Open petersilva opened 5 years ago
People should read about the existing header here:
https://github.com/MetPX/sarracenia/blob/master/doc/sr_postv3.7.rst#the-fixed-fields
The parts field supports replication of partitioned files where the original file is either availble at source in one file, or only a part of it is available (on an intermediate server.) This is used to transfer very large files while preventing the capybara in the anaconda effect, creating large lumps on the intervening data pumps. the block size is programmable using the same field.
v02 format: parts="<method>,<bsz>,<blktot>,<brem>,<bno>"
bsz = is the size of the block being advertised.
blktot = total number of blocks in the file.
brem = the remainder, or size of the last block.

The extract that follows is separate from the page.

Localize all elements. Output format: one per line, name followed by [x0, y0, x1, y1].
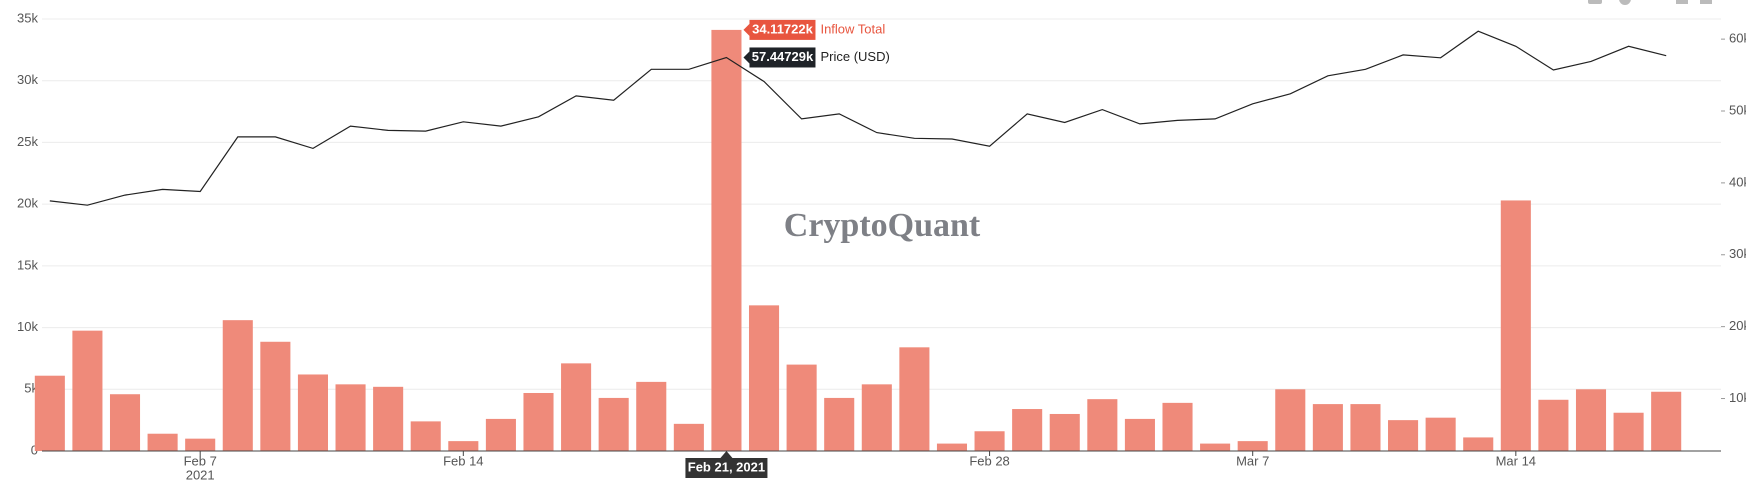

bno = the block number of the current block.
method=1|p|i
* 1 - a complete file announced as one piece. In this case, the bsz gives the size of the entire file.
blktot=1,brem=0,bno=1
* i - inplace strategy, the announcement describes a portion of a file. so on the host advertising a
file, The entire file will be available for download, but the announcement only deals with a subset
of the file. For example, say the file is 5000 bytes long and the blocksize is 1024, then five
portions of the file would be advertised:
i,1024,5,904,0
i,1024,5,904,1
i,1024,5,904,2
i,1024,5,904,3
i,1024,5,904,4
* p - partitioned strategy, in this case, the file to retrieve, intead of being one large file there will
be five partitions on the server, named <filename>,Part,1024,5,904,0 ...
In either case, the size of the file is blksiz (blktot-1) + brem = 10244 + 904 = 5000.
In use, the vast majority of files are sent as single part files (strategy: 1), so it would be reasonable to abstract out the parts header as:
size=5000
and nothing else. Only in the case of a partitioned file, would we need to add another header,
perhaps something like:
"size": 904,
"blocks" :
{
"method": "inplace" | "partitioned",
"size": 1024,
"count": 5,
"remainder": 904,
"number" : 4
}
so for partitioned files, there would be an extra header. The question is, can we keep the file name suffixes the same as v02, as having JSON in filenames would be ungainly. Probably better to use the Part,1024,5,904,0 file suffix as-is. What do people think ?
I see 2 thing that doesnt make it:
for '1' there is no 'block' header... only 'size', so there is no brem. in v02... there was a choice. It could have been brem... we just picked blocksize ('1' means that there is one block in the file, and the size of that block could be given by either field...) yes, using brem would have been more consistent with the other strategies, but then we would have had a 0 sized block... which seemed odd. it was a choice for v02. for v03, you don't need to make any such choice because for '1', there is only 'size' which is a distinct improvement.
second comment: yeah double typo. fixed now, added 3, and removed 5.
This proposal is now implemented in Sarracenia v2.19.03b1.
The header giving file size was one of those stripped from Sarracenia to make the example, as it was unnecessary to make the protocol work. ETCTS wanted a header to indicate the size of products being advertised. The sarracenia has a header that gives this information, called parts (for partition strategy) which is fully documented. Changing the logic of that header is relatively difficult, so it should not be changed lightly. Putting a place holder here to track a discussion.